Les transports publics entre retour des passagers et craintes pour l'énergie
La rentrée est contrastée dans les transports publics entre quasi-retour à la situation pré-Covid en province, difficultés d'exploitation en Ile-de-France et flambée des prix de l'énergie qui menace les finances des collectivités et le prix du billet.
"Les gens sont revenus. En province en tout cas", se réjouit Edouard Hénaut, directeur général pour la France de l'opérateur Transdev qui exploite entre autres les trams de Montpellier, Nantes et Saint-Etienne.
Il estime que la fréquentation varie selon les villes "entre 90%, 95% et 100%, voire plus" par rapport au niveau de 2019 avant la crise sanitaire. "Là où les réseaux ont mis de l'offre en plus, on est largement au-delà des 100%, comme par exemple à Rouen."

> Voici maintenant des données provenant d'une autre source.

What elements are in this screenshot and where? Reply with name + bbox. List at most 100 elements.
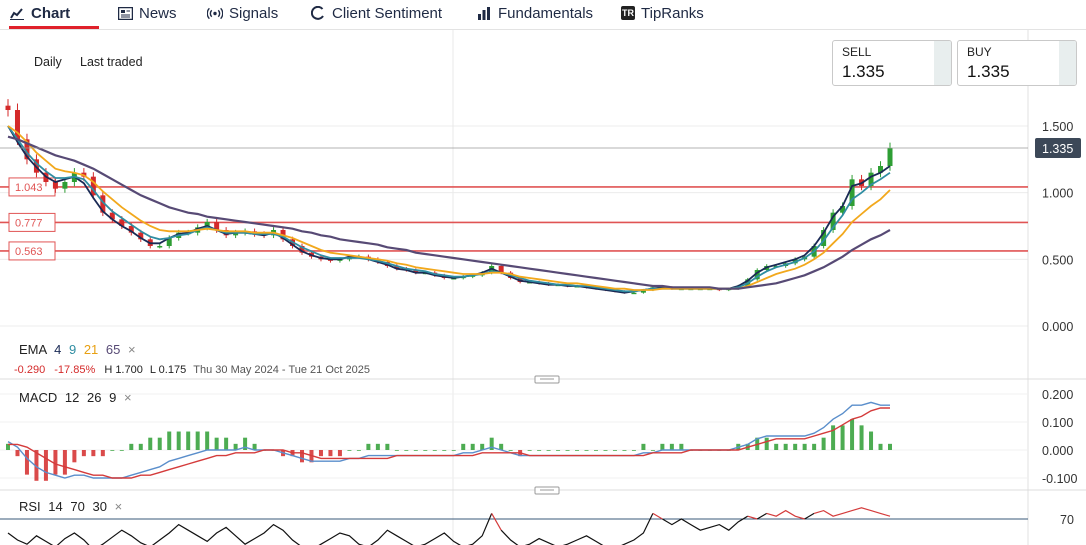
macd-histogram-bar (224, 437, 229, 450)
macd-histogram-bar (328, 450, 333, 457)
rsi-line (813, 507, 891, 517)
macd-histogram-bar (6, 443, 10, 450)
last-price-badge (1035, 138, 1081, 158)
price-level-tag[interactable] (8, 212, 56, 232)
tab-tipranks[interactable]: TR TipRanks (621, 0, 704, 26)
macd-period-slow: 26 (87, 390, 102, 405)
price-level-tag[interactable] (8, 241, 56, 261)
macd-histogram-bar (423, 450, 428, 451)
macd-histogram-bar (612, 450, 617, 451)
macd-histogram-bar (167, 431, 172, 450)
rsi-line (500, 513, 654, 545)
macd-histogram-bar (337, 450, 342, 457)
candle-body (498, 266, 504, 273)
tab-chart[interactable]: Chart (9, 0, 99, 29)
macd-histogram-bar (129, 443, 134, 450)
tab-client-sentiment[interactable]: Client Sentiment (310, 0, 442, 26)
macd-histogram-bar (537, 450, 542, 451)
price-axis-label: 1.500 (1042, 120, 1073, 134)
macd-histogram-bar (812, 443, 817, 450)
macd-histogram-bar (888, 443, 892, 450)
sell-price: 1.335 (842, 62, 885, 81)
candle-body (138, 232, 144, 240)
tipranks-icon: TR (621, 6, 635, 20)
macd-histogram-bar (72, 450, 77, 463)
rsi-axis-label: 70 (1060, 513, 1074, 527)
buy-label: BUY (967, 45, 992, 59)
tab-news[interactable]: News (117, 0, 177, 26)
macd-histogram-bar (81, 450, 86, 457)
macd-histogram-bar (480, 443, 485, 450)
macd-histogram-bar (859, 425, 864, 450)
macd-histogram-bar (840, 425, 845, 450)
candle-body (233, 232, 239, 236)
macd-histogram-bar (461, 443, 466, 450)
candle-body (821, 230, 827, 246)
macd-histogram-bar (148, 437, 153, 450)
macd-histogram-bar (774, 443, 779, 450)
macd-histogram-bar (43, 450, 48, 481)
rsi-line (804, 512, 815, 520)
macd-histogram-bar (451, 450, 456, 451)
macd-histogram-bar (24, 450, 29, 475)
price-level-label: 1.043 (15, 182, 43, 194)
date-range: Thu 30 May 2024 - Tue 21 Oct 2025 (193, 364, 370, 376)
macd-histogram-bar (119, 450, 124, 451)
rsi-oversold: 30 (92, 499, 107, 514)
macd-legend: MACD 12 26 9 × (19, 390, 132, 405)
macd-histogram-bar (432, 450, 437, 451)
sell-button[interactable]: SELL 1.335 (832, 40, 952, 86)
ema-line-ema-9 (7, 125, 891, 293)
macd-histogram-bar (831, 425, 836, 450)
ema-period-4: 4 (54, 342, 62, 357)
tab-fundamentals[interactable]: Fundamentals (476, 0, 593, 26)
macd-histogram-bar (508, 450, 513, 451)
macd-histogram-bar (366, 443, 371, 450)
ema-label: EMA (19, 342, 47, 357)
candle-body (413, 270, 419, 273)
macd-histogram-bar (764, 437, 769, 450)
macd-histogram-bar (205, 431, 210, 450)
macd-histogram-bar (34, 450, 39, 481)
ema-remove-icon[interactable]: × (128, 342, 136, 357)
rsi-line (7, 513, 493, 545)
macd-histogram-bar (565, 450, 570, 451)
candle-body (849, 179, 855, 206)
candle-body (631, 292, 637, 295)
macd-histogram-bar (489, 437, 494, 450)
candle-body (640, 290, 646, 293)
macd-histogram-bar (499, 443, 504, 450)
macd-histogram-bar (821, 437, 826, 450)
tab-signals[interactable]: Signals (207, 0, 278, 26)
buy-price: 1.335 (967, 62, 1010, 81)
rsi-line (756, 512, 768, 520)
candle-body (157, 246, 163, 248)
price-axis-label: 1.000 (1042, 187, 1073, 201)
buy-button[interactable]: BUY 1.335 (957, 40, 1077, 86)
signals-icon (207, 5, 223, 21)
rsi-remove-icon[interactable]: × (114, 499, 123, 514)
ema-line-ema-21 (7, 125, 891, 291)
price-stats: -0.290 -17.85% H 1.700 L 0.175 Thu 30 Ma… (14, 364, 370, 376)
macd-histogram-bar (347, 450, 352, 451)
macd-histogram-bar (356, 450, 361, 451)
macd-histogram-bar (53, 450, 58, 475)
macd-histogram-bar (669, 443, 674, 450)
candle-body (52, 182, 58, 189)
macd-histogram-bar (375, 443, 380, 450)
rsi-line (662, 515, 749, 531)
chart-area[interactable]: 1.043 0.777 0.563 1.500 1.000 0.500 0.000 1.3… (0, 30, 1086, 545)
tab-client-sentiment-label: Client Sentiment (332, 4, 443, 22)
macd-histogram-bar (385, 443, 390, 450)
macd-axis-label: 0.200 (1042, 388, 1073, 402)
price-type-selector[interactable]: Last traded (80, 55, 143, 69)
macd-histogram-bar (243, 437, 248, 450)
interval-selector[interactable]: Daily (34, 55, 62, 69)
price-grid (0, 125, 1028, 327)
candle-body (5, 105, 11, 110)
macd-histogram-bar (783, 443, 788, 450)
ema-line-ema-65 (7, 135, 891, 290)
price-axis-label: 0.500 (1042, 253, 1073, 267)
candle-body (887, 148, 893, 166)
macd-remove-icon[interactable]: × (123, 390, 132, 405)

"Au train où ça va, on pourrait être au quatrième trimestre un peu au-dessus de la fréquentation de 2019, sauf nouvelle vague de Covid", ajoute Frédéric Baverez, directeur exécutif France de Keolis, une filiale de la SNCF qui pilote les réseaux de Lyon, Lille et Rennes.
La situation est moins brillante en Ile-de-France. Le niveau de fréquentation a légèrement remonté en septembre mais reste à 85% en semaine, lors d'un pointage à la fin du mois. Et de 90 à 95% le week-end.

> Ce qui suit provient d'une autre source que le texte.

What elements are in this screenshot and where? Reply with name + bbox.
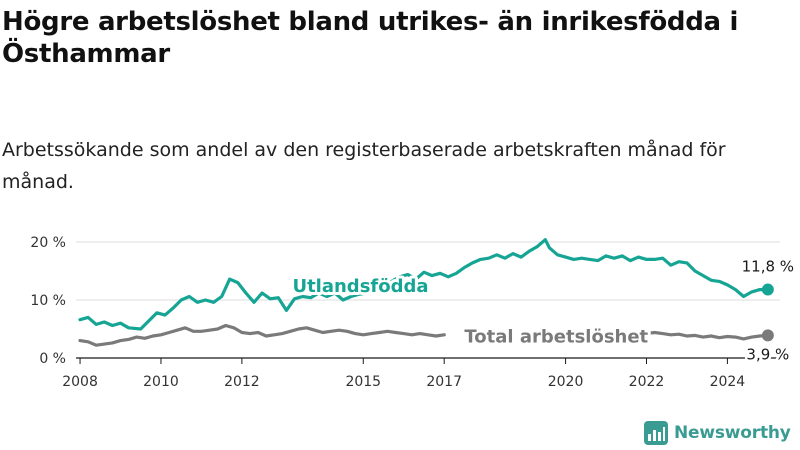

"Plus de télétravail en Ile-de France?", s'interroge l'association d'usagers Plus de trains. "Un manque de fiabilité qui détourne les usagers? Une saturation en 2018-2019 qu'on ne veut plus revivre?"
"Avec (...) de nombreuses autres associations d'usagers, nous alertons les pouvoirs publics depuis des mois sur la dégradation de nos transports en commun. Sans succès pour le moment", regrette l'association francilienne.
L'opposition de gauche et les associations d'usagers reprochent à la présidente d'Ile-de-France Mobilités (IDFM), Valérie Pécresse, d'avoir réduit l'offre pour faire des économies.
Se sont ajoutés de très nombreux "incidents d'exploitation" dans les métros, trains et RER qui ont exaspéré les voyageurs. Et une véritable pagaille sur le réseau de bus, faute de conducteurs. Au cœur de l'agglomération parisienne surtout, 25% des autobus de la RATP n'ont pas circulé en septembre!
- Cherche chauffeurs de bus -
Le gros sujet du moment est de trouver des chauffeurs de bus. Quelque 4.000 postes sont actuellement vacants dans les transports urbains en France (sur 55.000), selon l'UTP, le club des opérateurs. La RATP cherche environ 800 conducteurs, Transdev et Keolis 500 chacun.
La profession promet donc de mettre le paquet pour recruter.
Autre problème, de taille: la flambée des prix de l'énergie, électricité, gazole, gaz...
"Notre principale préoccupation, c'est le prix que nous allons payer l'année prochaine, et dans quelle mesure ce prix sera correctement reflété (...) dans nos contrats", indique Frédéric Baverez chez Keolis. En clair: comment les collectivités vont prendre en charge la hausse des coûts.
"Sur 2023, on a déjà acheté 70% de notre électricité. Selon le prix auquel on achètera les 30% restants, on pourra avoir un prix qui se baladera entre 250 et 350 euros du mégawattheure", contre 51 euros l'année dernière, explique le responsable.
Comme ses collègues, il attend d'en savoir plus sur la stratégie de l'Etat. En tout cas, "les préfets ont bien compris que les métros et les tramways devaient être alimentés" même en cas de coupures d'électricité, rassure-t-il.
Les collectivités, aux finances déjà malmenées par la crise sanitaire, ne demanderont-elles pas de baisser les fréquences pour faire des économies?
"Il y en a qui nous demandent des simulations, mais pour l'instant les autorités organisatrices urbaines n'ont pas demandé de manière volontariste des économies d'offre pour faire des économies en euros", témoigne M. Baverez.
"Il y a encore des collectivités qui nous disent +on appuie sur l'accélérateur+ au nom de la transition écologique", ajoute Edouard Hénaut chez Transdev.
En Ile-de-France, Valérie Pécresse cherche 750 millions d'euros l'an prochain pour couvrir l'inflation et la hausse des coûts de l'énergie.
N'envisageant pas une baisse supplémentaire de l'offre de transport, elle veut mettre à contribution les départements, la RATP, la SNCF, l'Etat (via une baisse de la TVA sur les billets) et les entreprises (via une hausse du "versement mobilité", une taxe sur les salaires). Les deux derniers sujets vont être abordés au Parlement lors du vote du budget.
L'abonnement mensuel Navigo pourrait passer sans ces nouvelles recettes de 75,20 à 100 euros, selon IDFM.